Following Québécois Tabarnak and Des putes et des voleurs—both winners of the Comedy Show of the Year award at the ADISQ Gala, a first in 45 years to win two years in a row—Adib Alkhalidey returns with Comme les Mongols à Baghdad.
This new show is about transmission. The transmission of meaning, knowledge, wounds, fears, contradictions, and impulses that span an era that sometimes seems to have lost faith in its own ability to pass anything on at all.

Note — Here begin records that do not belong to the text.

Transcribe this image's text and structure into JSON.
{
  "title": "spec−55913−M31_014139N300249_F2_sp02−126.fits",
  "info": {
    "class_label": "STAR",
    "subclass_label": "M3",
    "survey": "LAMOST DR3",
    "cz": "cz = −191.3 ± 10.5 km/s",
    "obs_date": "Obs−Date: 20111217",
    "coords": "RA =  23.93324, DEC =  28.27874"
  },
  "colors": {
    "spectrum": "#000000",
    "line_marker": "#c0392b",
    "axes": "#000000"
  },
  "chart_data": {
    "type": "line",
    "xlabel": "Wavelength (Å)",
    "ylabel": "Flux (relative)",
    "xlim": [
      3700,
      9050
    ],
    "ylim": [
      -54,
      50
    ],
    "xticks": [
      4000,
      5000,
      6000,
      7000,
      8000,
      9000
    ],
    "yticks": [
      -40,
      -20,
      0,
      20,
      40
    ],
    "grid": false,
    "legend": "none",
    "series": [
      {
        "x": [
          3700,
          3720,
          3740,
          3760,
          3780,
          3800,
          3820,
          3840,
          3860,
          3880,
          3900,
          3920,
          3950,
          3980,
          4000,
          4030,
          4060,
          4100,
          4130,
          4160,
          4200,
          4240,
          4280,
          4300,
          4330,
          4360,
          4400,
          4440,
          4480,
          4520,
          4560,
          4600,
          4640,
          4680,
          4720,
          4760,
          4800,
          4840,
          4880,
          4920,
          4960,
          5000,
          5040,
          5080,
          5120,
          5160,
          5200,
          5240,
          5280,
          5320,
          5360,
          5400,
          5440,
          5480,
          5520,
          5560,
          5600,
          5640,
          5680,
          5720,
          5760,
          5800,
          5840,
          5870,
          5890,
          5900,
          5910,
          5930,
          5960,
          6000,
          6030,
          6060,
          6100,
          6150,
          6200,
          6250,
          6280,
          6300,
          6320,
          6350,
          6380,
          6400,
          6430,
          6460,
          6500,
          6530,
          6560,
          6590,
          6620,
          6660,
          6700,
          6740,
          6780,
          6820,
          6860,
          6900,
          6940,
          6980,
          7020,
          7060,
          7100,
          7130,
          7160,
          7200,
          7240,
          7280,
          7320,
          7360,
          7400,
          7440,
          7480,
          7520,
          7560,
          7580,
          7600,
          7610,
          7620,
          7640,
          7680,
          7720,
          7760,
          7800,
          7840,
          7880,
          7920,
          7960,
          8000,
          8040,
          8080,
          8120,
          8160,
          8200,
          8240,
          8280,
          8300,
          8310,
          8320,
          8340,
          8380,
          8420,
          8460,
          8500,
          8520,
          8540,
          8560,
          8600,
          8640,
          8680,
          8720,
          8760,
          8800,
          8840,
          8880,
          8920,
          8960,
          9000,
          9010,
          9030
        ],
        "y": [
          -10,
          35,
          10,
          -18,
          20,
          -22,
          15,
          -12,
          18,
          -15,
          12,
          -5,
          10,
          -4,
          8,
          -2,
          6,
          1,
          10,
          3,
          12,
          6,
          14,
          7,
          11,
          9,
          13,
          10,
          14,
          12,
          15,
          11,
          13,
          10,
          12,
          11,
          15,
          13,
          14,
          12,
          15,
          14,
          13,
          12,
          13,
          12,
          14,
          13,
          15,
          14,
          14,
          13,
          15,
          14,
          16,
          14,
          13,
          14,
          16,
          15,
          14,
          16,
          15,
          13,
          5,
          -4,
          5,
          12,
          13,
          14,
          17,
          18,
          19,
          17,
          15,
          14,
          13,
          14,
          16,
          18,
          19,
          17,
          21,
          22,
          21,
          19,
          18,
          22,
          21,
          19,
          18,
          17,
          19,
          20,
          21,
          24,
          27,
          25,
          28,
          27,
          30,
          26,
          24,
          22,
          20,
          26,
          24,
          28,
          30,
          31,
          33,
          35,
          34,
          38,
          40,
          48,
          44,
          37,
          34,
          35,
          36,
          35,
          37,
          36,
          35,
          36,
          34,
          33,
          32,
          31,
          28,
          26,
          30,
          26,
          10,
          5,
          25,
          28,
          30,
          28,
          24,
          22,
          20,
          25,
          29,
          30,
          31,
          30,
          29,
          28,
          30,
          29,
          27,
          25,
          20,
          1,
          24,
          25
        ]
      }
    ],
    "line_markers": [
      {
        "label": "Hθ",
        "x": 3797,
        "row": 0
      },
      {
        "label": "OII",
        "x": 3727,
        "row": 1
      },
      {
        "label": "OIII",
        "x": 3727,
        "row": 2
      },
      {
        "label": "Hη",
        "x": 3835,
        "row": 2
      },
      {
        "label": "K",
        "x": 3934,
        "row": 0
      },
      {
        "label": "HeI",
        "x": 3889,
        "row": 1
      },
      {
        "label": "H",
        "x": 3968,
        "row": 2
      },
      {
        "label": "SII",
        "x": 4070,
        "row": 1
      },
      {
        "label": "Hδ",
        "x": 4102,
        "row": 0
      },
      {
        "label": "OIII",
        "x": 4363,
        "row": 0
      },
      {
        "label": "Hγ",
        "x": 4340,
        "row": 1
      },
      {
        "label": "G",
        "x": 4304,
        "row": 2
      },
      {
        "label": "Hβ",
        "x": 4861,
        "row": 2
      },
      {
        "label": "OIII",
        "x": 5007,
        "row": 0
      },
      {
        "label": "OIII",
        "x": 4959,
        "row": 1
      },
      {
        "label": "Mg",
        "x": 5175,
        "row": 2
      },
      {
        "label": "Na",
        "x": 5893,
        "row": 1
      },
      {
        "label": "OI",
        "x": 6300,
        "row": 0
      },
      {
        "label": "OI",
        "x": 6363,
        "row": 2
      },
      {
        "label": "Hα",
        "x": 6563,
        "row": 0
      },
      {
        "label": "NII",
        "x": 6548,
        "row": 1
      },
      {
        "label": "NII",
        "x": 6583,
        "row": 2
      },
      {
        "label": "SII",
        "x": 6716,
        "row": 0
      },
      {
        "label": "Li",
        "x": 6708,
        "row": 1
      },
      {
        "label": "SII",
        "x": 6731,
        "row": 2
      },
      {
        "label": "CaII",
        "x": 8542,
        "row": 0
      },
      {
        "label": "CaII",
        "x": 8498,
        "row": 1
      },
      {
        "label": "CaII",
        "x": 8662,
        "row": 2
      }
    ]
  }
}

Reflecting his branching train of thought, the show unfolds through themes as varied as tax evasion, political corruption, the nightmare of putting children to sleep, the House of Wisdom in Baghdad, Jesus, and the reality of blended families. By tackling the most sensitive, intimate, or taboo subjects of our time, Adib Alkhalidey seeks less to provide answers than to reveal what emerges when we dare to face certain truths head-on. Driven by a rare freedom of expression—likely amplified by sleep deprivation and the questionable honesty of exhausted young parents—the show ultimately transforms this chaos into something strangely lucid, as if all these scattered branches secretly stemmed from the same tree.
Comme les Mongols à Baghdad is a deeply funny show, at times brutal, at times unsettling, but always driven by a sincere desire to bring together what the times are determined to keep apart.